When the idea of location-specificity first came up, a few years ago, I came up with a simple way to location-enable venues. The particular implementation we had in mind facilitated chance meetings of like-minded people, location-based marketing and offers flirting in social spaces. We never used it, so here it is.
- First, set up a website, where users of the system can register their contact details, mobile phone number and data about their characteristics and interests — obviously this can also be used for demographic mapping and direct marketing.
- Then, for every venue which wishes to participate, assign a unique (short) ID number. Venues can use this number in their own marketing, and more importantly, make it clearly visible at their entrances, or places within the venue where people spend some dead time — queuing at the bar, in the bacthrooms, for example.

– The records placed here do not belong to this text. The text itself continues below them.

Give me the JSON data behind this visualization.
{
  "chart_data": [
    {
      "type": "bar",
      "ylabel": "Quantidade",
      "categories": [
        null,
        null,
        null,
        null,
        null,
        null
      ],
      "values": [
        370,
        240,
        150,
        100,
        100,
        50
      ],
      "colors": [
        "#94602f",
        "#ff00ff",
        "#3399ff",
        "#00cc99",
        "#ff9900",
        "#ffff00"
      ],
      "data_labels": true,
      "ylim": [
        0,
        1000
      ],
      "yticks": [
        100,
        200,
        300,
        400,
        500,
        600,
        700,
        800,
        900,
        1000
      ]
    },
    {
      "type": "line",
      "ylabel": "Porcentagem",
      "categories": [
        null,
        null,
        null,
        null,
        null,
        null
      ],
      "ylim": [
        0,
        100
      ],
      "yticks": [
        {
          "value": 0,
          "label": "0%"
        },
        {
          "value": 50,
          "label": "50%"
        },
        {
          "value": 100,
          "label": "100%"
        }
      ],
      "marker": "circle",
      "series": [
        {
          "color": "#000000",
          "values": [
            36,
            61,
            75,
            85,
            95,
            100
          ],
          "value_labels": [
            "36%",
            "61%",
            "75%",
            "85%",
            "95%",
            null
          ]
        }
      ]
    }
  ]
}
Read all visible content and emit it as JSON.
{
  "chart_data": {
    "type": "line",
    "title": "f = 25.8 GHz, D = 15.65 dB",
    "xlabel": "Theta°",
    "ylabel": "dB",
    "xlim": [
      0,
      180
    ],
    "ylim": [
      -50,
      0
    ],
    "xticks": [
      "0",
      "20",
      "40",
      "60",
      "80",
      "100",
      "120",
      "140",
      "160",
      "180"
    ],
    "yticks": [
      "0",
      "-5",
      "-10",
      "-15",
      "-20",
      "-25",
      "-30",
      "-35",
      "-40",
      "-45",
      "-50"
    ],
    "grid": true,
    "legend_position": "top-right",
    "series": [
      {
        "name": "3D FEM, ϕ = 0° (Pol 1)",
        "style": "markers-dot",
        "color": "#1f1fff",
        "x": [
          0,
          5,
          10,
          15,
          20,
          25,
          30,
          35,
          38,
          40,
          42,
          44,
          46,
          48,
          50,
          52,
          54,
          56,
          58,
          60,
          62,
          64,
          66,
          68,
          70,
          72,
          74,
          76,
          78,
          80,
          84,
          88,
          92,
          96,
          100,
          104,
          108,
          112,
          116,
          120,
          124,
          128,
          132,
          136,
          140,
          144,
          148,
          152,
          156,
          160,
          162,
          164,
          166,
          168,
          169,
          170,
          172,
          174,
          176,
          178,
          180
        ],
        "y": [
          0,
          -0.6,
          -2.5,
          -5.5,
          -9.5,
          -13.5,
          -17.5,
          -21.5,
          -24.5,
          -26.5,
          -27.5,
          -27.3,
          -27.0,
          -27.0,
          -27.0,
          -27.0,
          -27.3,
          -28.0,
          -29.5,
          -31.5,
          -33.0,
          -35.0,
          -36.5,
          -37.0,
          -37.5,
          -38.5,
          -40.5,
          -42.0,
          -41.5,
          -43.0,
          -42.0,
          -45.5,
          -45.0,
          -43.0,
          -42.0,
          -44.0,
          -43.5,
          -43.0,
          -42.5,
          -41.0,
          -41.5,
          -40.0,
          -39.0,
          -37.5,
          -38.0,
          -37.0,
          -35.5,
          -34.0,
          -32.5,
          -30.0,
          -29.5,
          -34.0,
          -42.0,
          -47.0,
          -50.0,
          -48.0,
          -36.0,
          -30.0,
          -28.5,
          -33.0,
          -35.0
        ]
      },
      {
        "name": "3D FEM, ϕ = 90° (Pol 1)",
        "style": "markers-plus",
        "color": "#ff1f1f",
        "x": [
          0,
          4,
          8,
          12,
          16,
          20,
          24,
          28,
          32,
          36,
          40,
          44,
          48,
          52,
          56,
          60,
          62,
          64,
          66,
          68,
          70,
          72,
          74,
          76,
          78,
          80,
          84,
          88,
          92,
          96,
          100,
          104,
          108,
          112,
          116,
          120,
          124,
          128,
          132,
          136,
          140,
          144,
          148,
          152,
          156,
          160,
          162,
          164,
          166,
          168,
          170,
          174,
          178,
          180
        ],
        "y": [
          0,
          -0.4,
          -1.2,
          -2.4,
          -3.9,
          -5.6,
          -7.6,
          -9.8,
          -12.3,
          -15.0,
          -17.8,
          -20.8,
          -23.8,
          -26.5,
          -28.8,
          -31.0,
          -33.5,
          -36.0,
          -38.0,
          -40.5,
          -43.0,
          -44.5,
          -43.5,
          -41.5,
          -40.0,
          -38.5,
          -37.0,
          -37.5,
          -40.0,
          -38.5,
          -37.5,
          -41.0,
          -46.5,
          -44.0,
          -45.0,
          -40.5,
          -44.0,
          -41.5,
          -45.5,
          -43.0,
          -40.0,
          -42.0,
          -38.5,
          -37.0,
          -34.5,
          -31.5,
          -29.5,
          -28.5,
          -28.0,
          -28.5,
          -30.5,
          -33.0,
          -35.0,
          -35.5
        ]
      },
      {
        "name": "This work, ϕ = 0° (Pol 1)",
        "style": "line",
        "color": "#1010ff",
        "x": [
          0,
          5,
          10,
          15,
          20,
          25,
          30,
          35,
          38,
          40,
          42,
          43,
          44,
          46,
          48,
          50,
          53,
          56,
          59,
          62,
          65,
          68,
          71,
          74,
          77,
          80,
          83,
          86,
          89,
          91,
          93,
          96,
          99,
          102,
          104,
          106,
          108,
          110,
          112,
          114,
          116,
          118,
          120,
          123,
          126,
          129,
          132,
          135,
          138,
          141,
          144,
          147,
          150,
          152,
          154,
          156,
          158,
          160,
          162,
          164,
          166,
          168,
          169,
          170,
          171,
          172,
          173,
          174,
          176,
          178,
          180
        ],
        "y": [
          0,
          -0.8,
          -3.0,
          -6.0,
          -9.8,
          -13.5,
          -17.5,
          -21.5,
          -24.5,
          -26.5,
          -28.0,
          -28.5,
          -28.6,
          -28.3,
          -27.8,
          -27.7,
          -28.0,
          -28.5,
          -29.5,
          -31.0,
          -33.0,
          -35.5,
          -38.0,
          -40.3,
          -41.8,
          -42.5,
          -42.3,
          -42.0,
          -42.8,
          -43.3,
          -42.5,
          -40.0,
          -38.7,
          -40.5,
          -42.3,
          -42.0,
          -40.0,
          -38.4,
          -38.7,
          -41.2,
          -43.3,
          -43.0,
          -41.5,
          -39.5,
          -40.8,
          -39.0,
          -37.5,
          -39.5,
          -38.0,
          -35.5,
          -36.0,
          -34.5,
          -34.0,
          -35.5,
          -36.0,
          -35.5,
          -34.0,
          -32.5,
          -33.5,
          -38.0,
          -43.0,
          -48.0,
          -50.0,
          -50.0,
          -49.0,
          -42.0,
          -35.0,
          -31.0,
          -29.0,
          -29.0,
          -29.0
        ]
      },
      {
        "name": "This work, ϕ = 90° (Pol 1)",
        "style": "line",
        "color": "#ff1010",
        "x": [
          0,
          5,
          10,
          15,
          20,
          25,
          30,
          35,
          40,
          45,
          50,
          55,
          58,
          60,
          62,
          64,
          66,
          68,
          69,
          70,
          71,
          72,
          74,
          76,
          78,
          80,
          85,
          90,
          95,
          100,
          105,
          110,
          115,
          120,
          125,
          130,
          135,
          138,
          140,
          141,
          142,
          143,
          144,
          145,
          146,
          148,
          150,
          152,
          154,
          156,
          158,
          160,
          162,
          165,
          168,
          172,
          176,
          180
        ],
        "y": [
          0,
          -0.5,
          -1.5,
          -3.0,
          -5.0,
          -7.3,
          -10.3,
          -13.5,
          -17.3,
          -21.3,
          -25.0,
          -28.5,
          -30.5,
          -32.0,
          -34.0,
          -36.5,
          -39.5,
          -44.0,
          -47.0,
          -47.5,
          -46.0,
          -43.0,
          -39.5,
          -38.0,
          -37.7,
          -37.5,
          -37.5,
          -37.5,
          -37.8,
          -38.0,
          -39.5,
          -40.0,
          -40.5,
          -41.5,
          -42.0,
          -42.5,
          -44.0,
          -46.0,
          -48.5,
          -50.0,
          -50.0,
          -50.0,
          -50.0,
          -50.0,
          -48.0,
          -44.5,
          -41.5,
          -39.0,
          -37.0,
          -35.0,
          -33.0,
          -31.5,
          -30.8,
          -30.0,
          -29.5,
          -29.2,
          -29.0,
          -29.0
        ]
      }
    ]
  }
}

- When people enter the venue, they see the ID for that space, and text it to a freephone number (or not free, if you want that as a revenue stream).
- From some basic characteristics of the venue, assume that once this happens, that person is likely to be there for some set period of time — maybe an hour for a bar, for example, on until that user keys in a new ID for another location. When that period elapses, their location is flagged as ‘unknown’.
- During the period that a given user is assumed to be in a given location, depending what location-specific services they’ve signed up for, they can be texted with details of the other people, offers and services available there — these could for example include ‘buy one get one free’ offers, or even the news that a single 30-something person with similar tastes just entered wearing (whatever they keyed in before leaving home).
It’s a very simple scheme, which could work well for a variety of marketing/sales purposes. I’m surprised no-one has developed this independently and tried it out.